Das kommt schon aus China.

Es gibt kein Erwachen ohne konstante Anstrengung in der Praxis. Aber das augenblickliche Erwachen verwirklicht sich, wenn man vertraut versteht, daß das Erwachen bereits in der Praxis vorhanden ist, d.h. wenn man in der Lage ist, wirklich mushotoku zu praktizieren. In der Praxis verschwindet der dualistische Geist dann, wenn man wirklich einzig und allein sitzen und voll verstehen kann, daß diesem Sitzen nichts fehlt, noch nicht einmal das Erwachen, daß das Erwachen im Sitzen ist.

Es gibt auch ein plötzliches Verstehen. Aber wenn man diese Form des Erwachens erwartet, wenn man in der Erwartung sitzt, daß eine plötzliche Erleuchtung auftaucht, bringt uns dieser Geisteszustand in einen Gegensatz zum Erwachen. Statt loszulassen und wirklich einfach nur zu sein, frei von allem, frei von allen Zielen, von allen Leidensursachen, strengt man sich an in der Erwartung von irgend etwas. Man steht unter Spannung. Das steht im Gegensatz zum Erwachen.

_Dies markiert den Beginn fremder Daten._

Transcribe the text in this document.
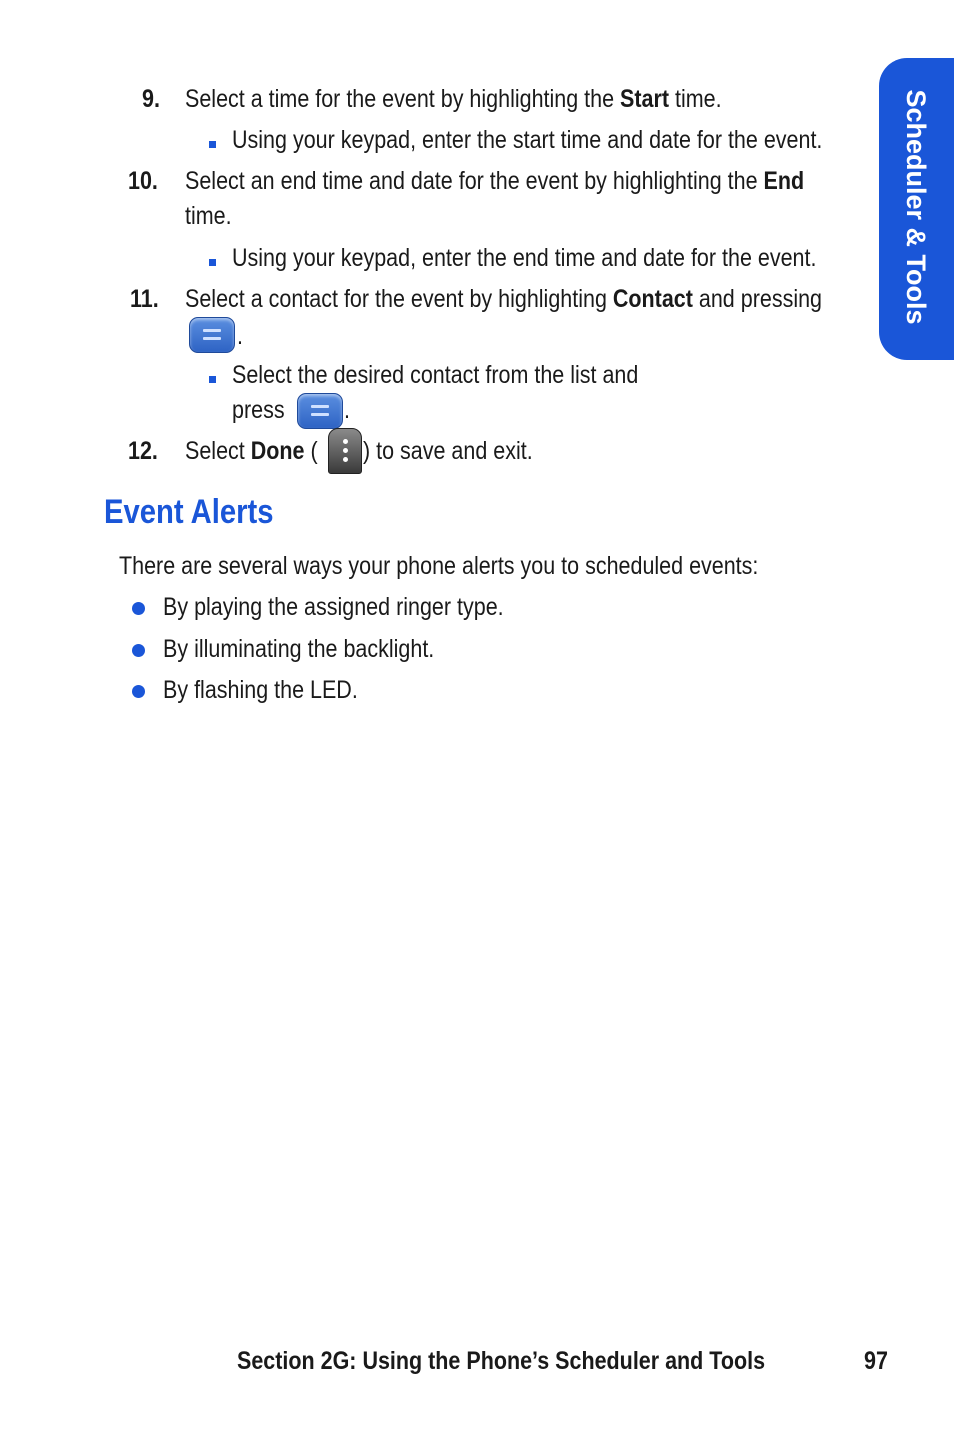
Scheduler & Tools
9. Select a time for the event by highlighting the Start time.
Using your keypad, enter the start time and date for the event.
10. Select an end time and date for the event by highlighting the End
time.
Using your keypad, enter the end time and date for the event.
11. Select a contact for the event by highlighting Contact and pressing
.
Select the desired contact from the list and
press	.
12. Select Done (	) to save and exit.
Event Alerts
There are several ways your phone alerts you to scheduled events:
By playing the assigned ringer type.
By illuminating the backlight.
By flashing the LED.
Section 2G: Using the Phone’s Scheduler and Tools	97
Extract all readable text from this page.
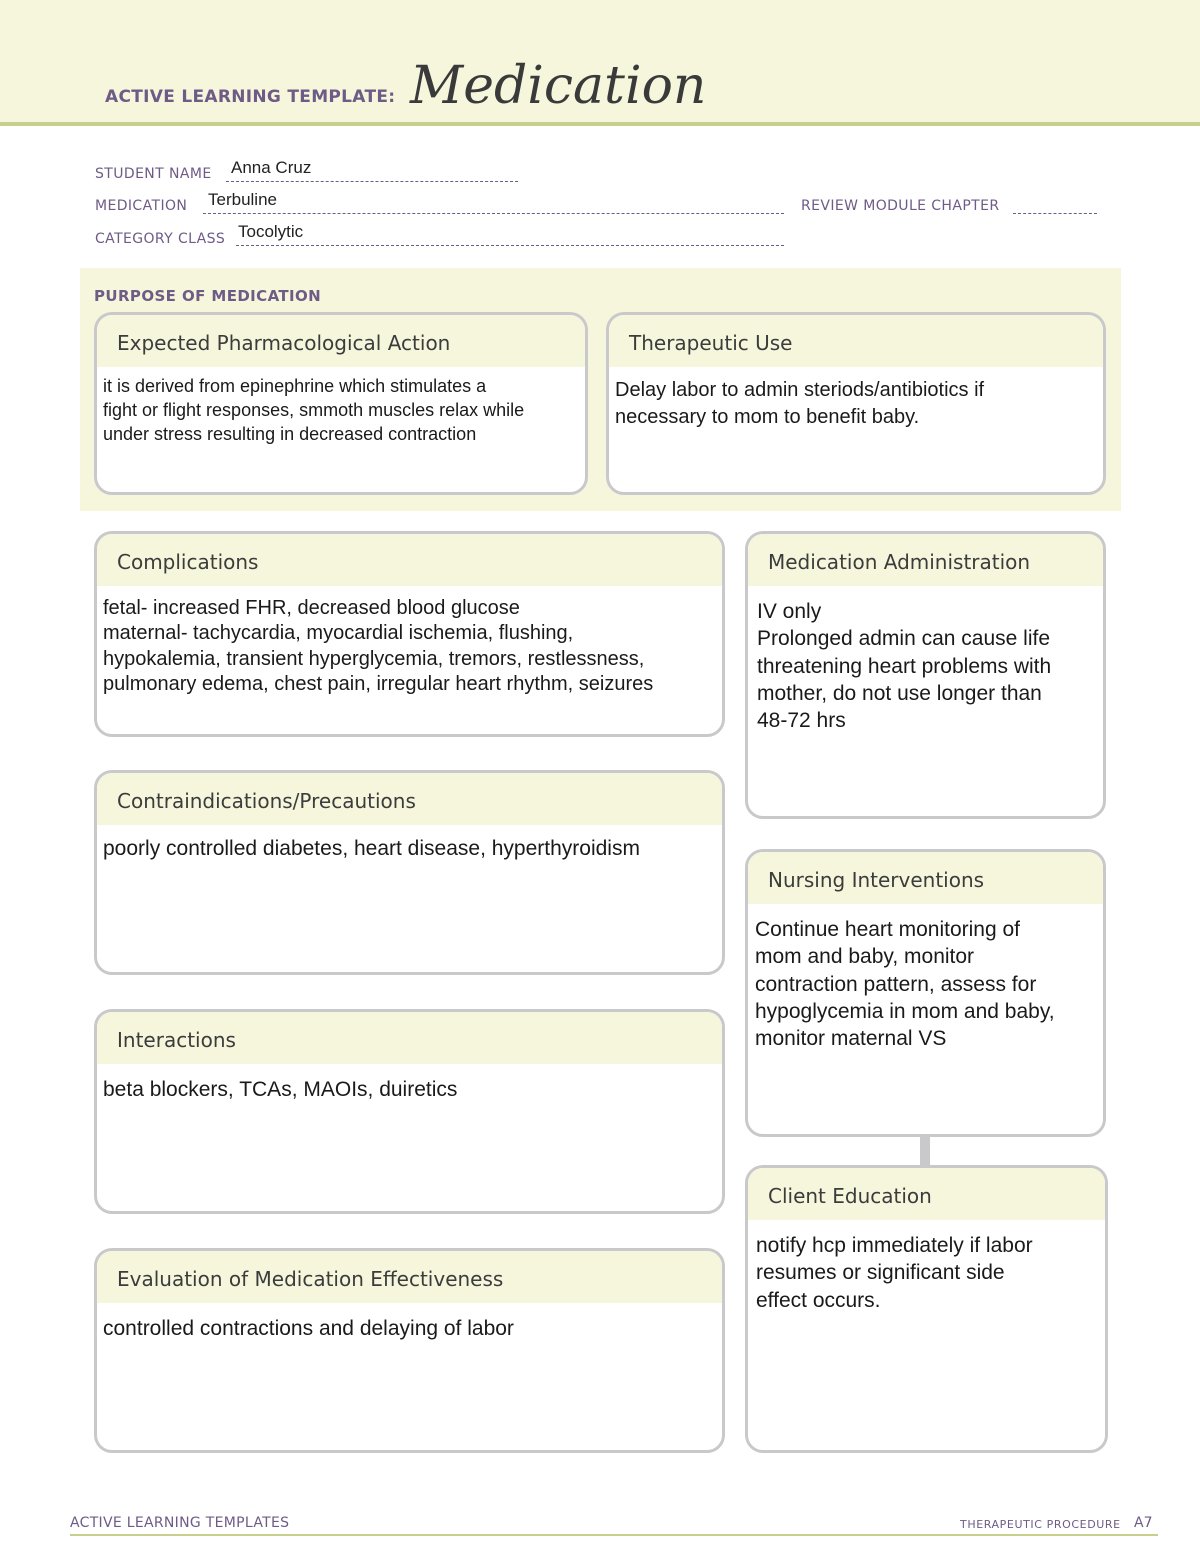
ACTIVE LEARNING TEMPLATE: Medication
STUDENT NAME Anna Cruz
MEDICATION Terbuline	REVIEW MODULE CHAPTER
CATEGORY CLASS Tocolytic
PURPOSE OF MEDICATION
Expected Pharmacological Action
it is derived from epinephrine which stimulates a
fight or flight responses, smmoth muscles relax while
under stress resulting in decreased contraction
Therapeutic Use
Delay labor to admin steriods/antibiotics if
necessary to mom to benefit baby.
Complications
fetal- increased FHR, decreased blood glucose
maternal- tachycardia, myocardial ischemia, flushing,
hypokalemia, transient hyperglycemia, tremors, restlessness,
pulmonary edema, chest pain, irregular heart rhythm, seizures
Contraindications/Precautions
poorly controlled diabetes, heart disease, hyperthyroidism
Interactions
beta blockers, TCAs, MAOIs, duiretics
Evaluation of Medication Effectiveness
controlled contractions and delaying of labor
Medication Administration
IV only
Prolonged admin can cause life
threatening heart problems with
mother, do not use longer than
48-72 hrs
Nursing Interventions
Continue heart monitoring of
mom and baby, monitor
contraction pattern, assess for
hypoglycemia in mom and baby,
monitor maternal VS
Client Education
notify hcp immediately if labor
resumes or significant side
effect occurs.
ACTIVE LEARNING TEMPLATES	THERAPEUTIC PROCEDURE A7
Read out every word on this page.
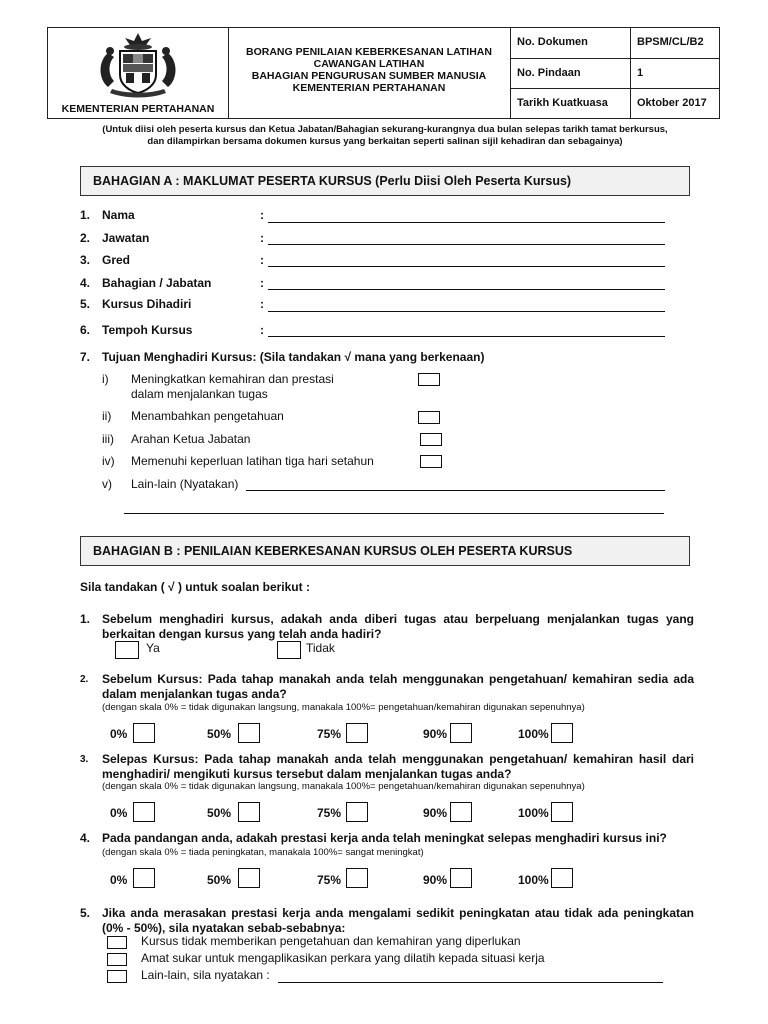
KEMENTERIAN PERTAHANAN
BORANG PENILAIAN KEBERKESANAN LATIHAN
CAWANGAN LATIHAN
BAHAGIAN PENGURUSAN SUMBER MANUSIA
KEMENTERIAN PERTAHANAN
No. Dokumen	BPSM/CL/B2
No. Pindaan	1
Tarikh Kuatkuasa	Oktober 2017
(Untuk diisi oleh peserta kursus dan Ketua Jabatan/Bahagian sekurang-kurangnya dua bulan selepas tarikh tamat berkursus,
dan dilampirkan bersama dokumen kursus yang berkaitan seperti salinan sijil kehadiran dan sebagainya)
BAHAGIAN A : MAKLUMAT PESERTA KURSUS (Perlu Diisi Oleh Peserta Kursus)
1. Nama	:
2. Jawatan	:
3. Gred	:
4. Bahagian / Jabatan	:
5. Kursus Dihadiri	:
6. Tempoh Kursus	:
7. Tujuan Menghadiri Kursus: (Sila tandakan √ mana yang berkenaan)
i) Meningkatkan kemahiran dan prestasi
dalam menjalankan tugas
ii) Menambahkan pengetahuan
iii) Arahan Ketua Jabatan
iv) Memenuhi keperluan latihan tiga hari setahun
v) Lain-lain (Nyatakan)
BAHAGIAN B : PENILAIAN KEBERKESANAN KURSUS OLEH PESERTA KURSUS
Sila tandakan ( √ ) untuk soalan berikut :
1. Sebelum menghadiri kursus, adakah anda diberi tugas atau berpeluang menjalankan tugas yang berkaitan dengan kursus yang telah anda hadiri?
Ya	Tidak
2. Sebelum Kursus: Pada tahap manakah anda telah menggunakan pengetahuan/ kemahiran sedia ada dalam menjalankan tugas anda?
(dengan skala 0% = tidak digunakan langsung, manakala 100%= pengetahuan/kemahiran digunakan sepenuhnya)
0%	50%	75%	90%	100%
3. Selepas Kursus: Pada tahap manakah anda telah menggunakan pengetahuan/ kemahiran hasil dari menghadiri/ mengikuti kursus tersebut dalam menjalankan tugas anda?
(dengan skala 0% = tidak digunakan langsung, manakala 100%= pengetahuan/kemahiran digunakan sepenuhnya)
0%	50%	75%	90%	100%
4. Pada pandangan anda, adakah prestasi kerja anda telah meningkat selepas menghadiri kursus ini?
(dengan skala 0% = tiada peningkatan, manakala 100%= sangat meningkat)
0%	50%	75%	90%	100%
5. Jika anda merasakan prestasi kerja anda mengalami sedikit peningkatan atau tidak ada peningkatan (0% - 50%), sila nyatakan sebab-sebabnya:
Kursus tidak memberikan pengetahuan dan kemahiran yang diperlukan
Amat sukar untuk mengaplikasikan perkara yang dilatih kepada situasi kerja
Lain-lain, sila nyatakan :
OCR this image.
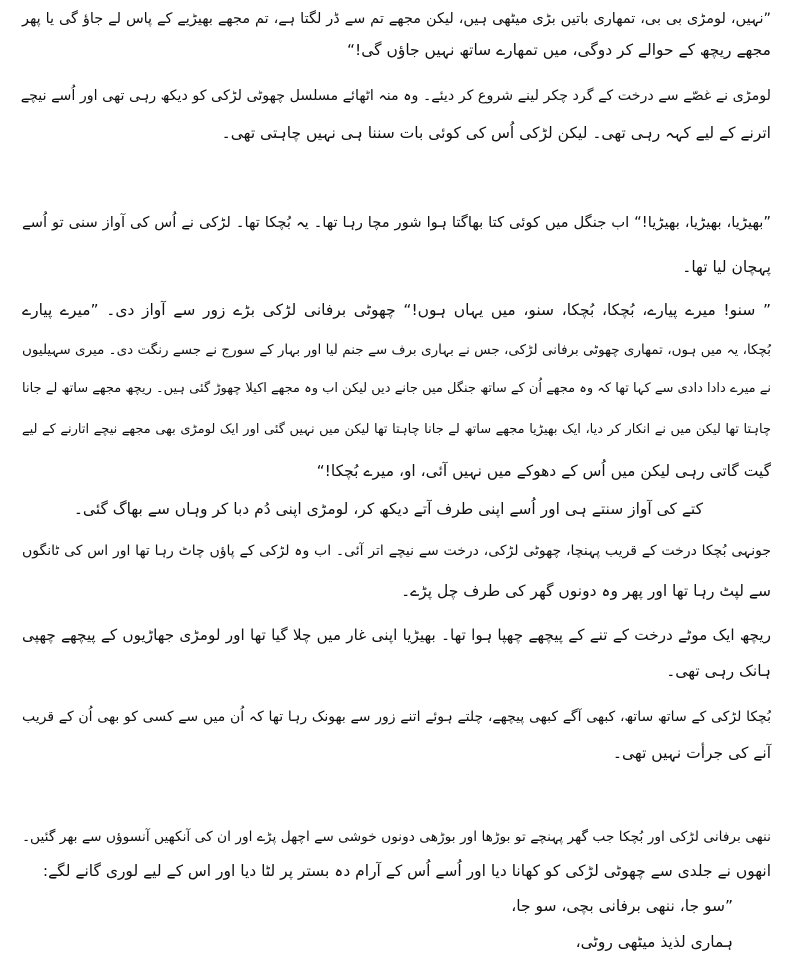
”نہیں، لومڑی بی بی، تمھاری باتیں بڑی میٹھی ہیں، لیکن مجھے تم سے ڈر لگتا ہے، تم مجھے بھیڑیے کے پاس لے جاؤ گی یا پھر
مجھے ریچھ کے حوالے کر دوگی، میں تمھارے ساتھ نہیں جاؤں گی!“
لومڑی نے غصّے سے درخت کے گرد چکر لینے شروع کر دیئے۔ وہ منہ اٹھائے مسلسل چھوٹی لڑکی کو دیکھ رہی تھی اور اُسے نیچے
اترنے کے لیے کہہ رہی تھی۔ لیکن لڑکی اُس کی کوئی بات سننا ہی نہیں چاہتی تھی۔
”بھیڑیا، بھیڑیا، بھیڑیا!“ اب جنگل میں کوئی کتا بھاگتا ہوا شور مچا رہا تھا۔ یہ بُچکا تھا۔ لڑکی نے اُس کی آواز سنی تو اُسے
پہچان لیا تھا۔
” سنو! میرے پیارے، بُچکا، بُچکا، سنو، میں یہاں ہوں!“ چھوٹی برفانی لڑکی بڑے زور سے آواز دی۔ ”میرے پیارے
بُچکا، یہ میں ہوں، تمھاری چھوٹی برفانی لڑکی، جس نے بہاری برف سے جنم لیا اور بہار کے سورج نے جسے رنگت دی۔ میری سہیلیوں
نے میرے دادا دادی سے کہا تھا کہ وہ مجھے اُن کے ساتھ جنگل میں جانے دیں لیکن اب وہ مجھے اکیلا چھوڑ گئی ہیں۔ ریچھ مجھے ساتھ لے جانا
چاہتا تھا لیکن میں نے انکار کر دیا، ایک بھیڑیا مجھے ساتھ لے جانا چاہتا تھا لیکن میں نہیں گئی اور ایک لومڑی بھی مجھے نیچے اتارنے کے لیے
گیت گاتی رہی لیکن میں اُس کے دھوکے میں نہیں آئی، او، میرے بُچکا!“
کتے کی آواز سنتے ہی اور اُسے اپنی طرف آتے دیکھ کر، لومڑی اپنی دُم دبا کر وہاں سے بھاگ گئی۔
جونہی بُچکا درخت کے قریب پہنچا، چھوٹی لڑکی، درخت سے نیچے اتر آئی۔ اب وہ لڑکی کے پاؤں چاٹ رہا تھا اور اس کی ٹانگوں
سے لپٹ رہا تھا اور پھر وہ دونوں گھر کی طرف چل پڑے۔
ریچھ ایک موٹے درخت کے تنے کے پیچھے چھپا ہوا تھا۔ بھیڑیا اپنی غار میں چلا گیا تھا اور لومڑی جھاڑیوں کے پیچھے چھپی
ہانک رہی تھی۔
بُچکا لڑکی کے ساتھ ساتھ، کبھی آگے کبھی پیچھے، چلتے ہوئے اتنے زور سے بھونک رہا تھا کہ اُن میں سے کسی کو بھی اُن کے قریب
آنے کی جرأت نہیں تھی۔
ننھی برفانی لڑکی اور بُچکا جب گھر پہنچے تو بوڑھا اور بوڑھی دونوں خوشی سے اچھل پڑے اور ان کی آنکھیں آنسوؤں سے بھر گئیں۔
انھوں نے جلدی سے چھوٹی لڑکی کو کھانا دیا اور اُسے اُس کے آرام دہ بستر پر لٹا دیا اور اس کے لیے لوری گانے لگے:
”سو جا، ننھی برفانی بچی، سو جا،
ہماری لذیذ میٹھی روٹی،
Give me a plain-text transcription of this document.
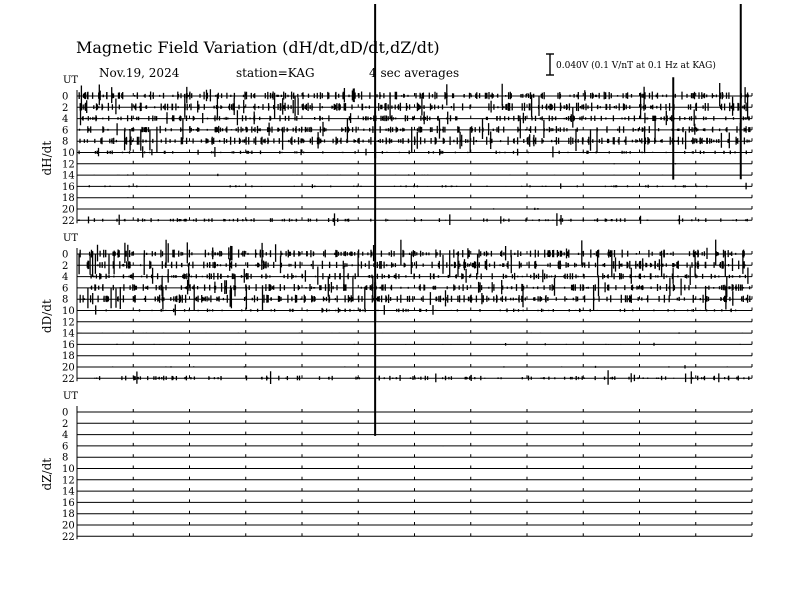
Magnetic Field Variation (dH/dt,dD/dt,dZ/dt)
Nov.19, 2024	station=KAG	4 sec averages	0.040V (0.1 V/nT at 0.1 Hz at KAG)
UT
dH/dt
0
2
4
6
8
10
12
14
16
18
20
22
UT
dD/dt
0
2
4
6
8
10
12
14
16
18
20
22
UT
dZ/dt
0
2
4
6
8
10
12
14
16
18
20
22
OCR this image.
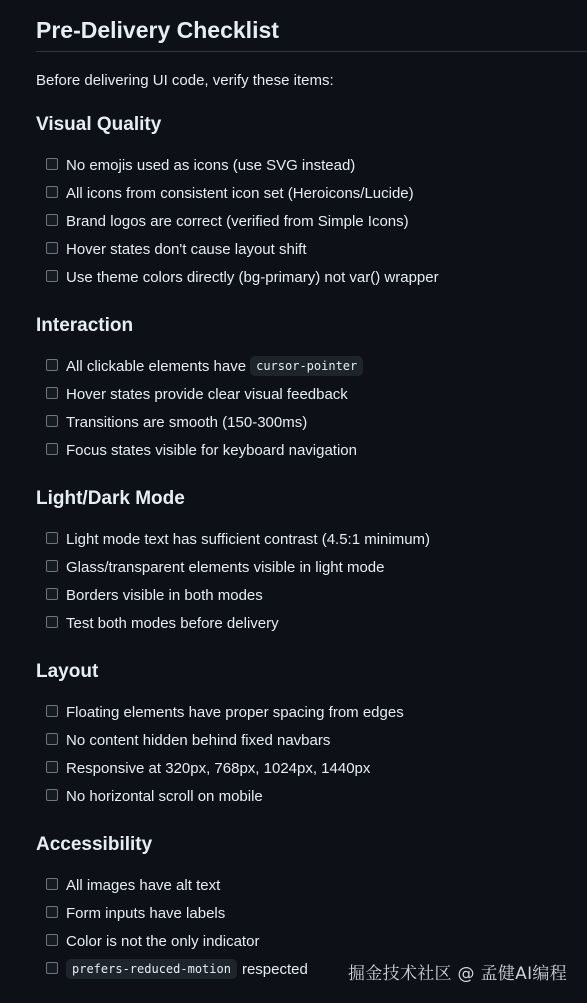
Pre-Delivery Checklist

Before delivering UI code, verify these items:

Visual Quality
No emojis used as icons (use SVG instead)
All icons from consistent icon set (Heroicons/Lucide)
Brand logos are correct (verified from Simple Icons)
Hover states don't cause layout shift
Use theme colors directly (bg-primary) not var() wrapper
Interaction
All clickable elements have cursor-pointer
Hover states provide clear visual feedback
Transitions are smooth (150-300ms)
Focus states visible for keyboard navigation
Light/Dark Mode
Light mode text has sufficient contrast (4.5:1 minimum)
Glass/transparent elements visible in light mode
Borders visible in both modes
Test both modes before delivery
Layout
Floating elements have proper spacing from edges
No content hidden behind fixed navbars
Responsive at 320px, 768px, 1024px, 1440px
No horizontal scroll on mobile
Accessibility
All images have alt text
Form inputs have labels
Color is not the only indicator
prefers-reduced-motion respected 掘金技术社区 @ 孟健AI编程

Erwachen geschieht genau in dem Augenblick, in dem man versteht, daß das Licht schon da ist und man kein besonderes Erwachen erwarten muß. Anders gesagt - wir sind in einem christlichen Kloster, deshalb kommt mir dieses Bild - Gott ist nicht verborgen, er ist immer da. Doch man glaubt er sei weit weg, er sei irgendwo im Himmel verborgen. Er ist aber immer schon da.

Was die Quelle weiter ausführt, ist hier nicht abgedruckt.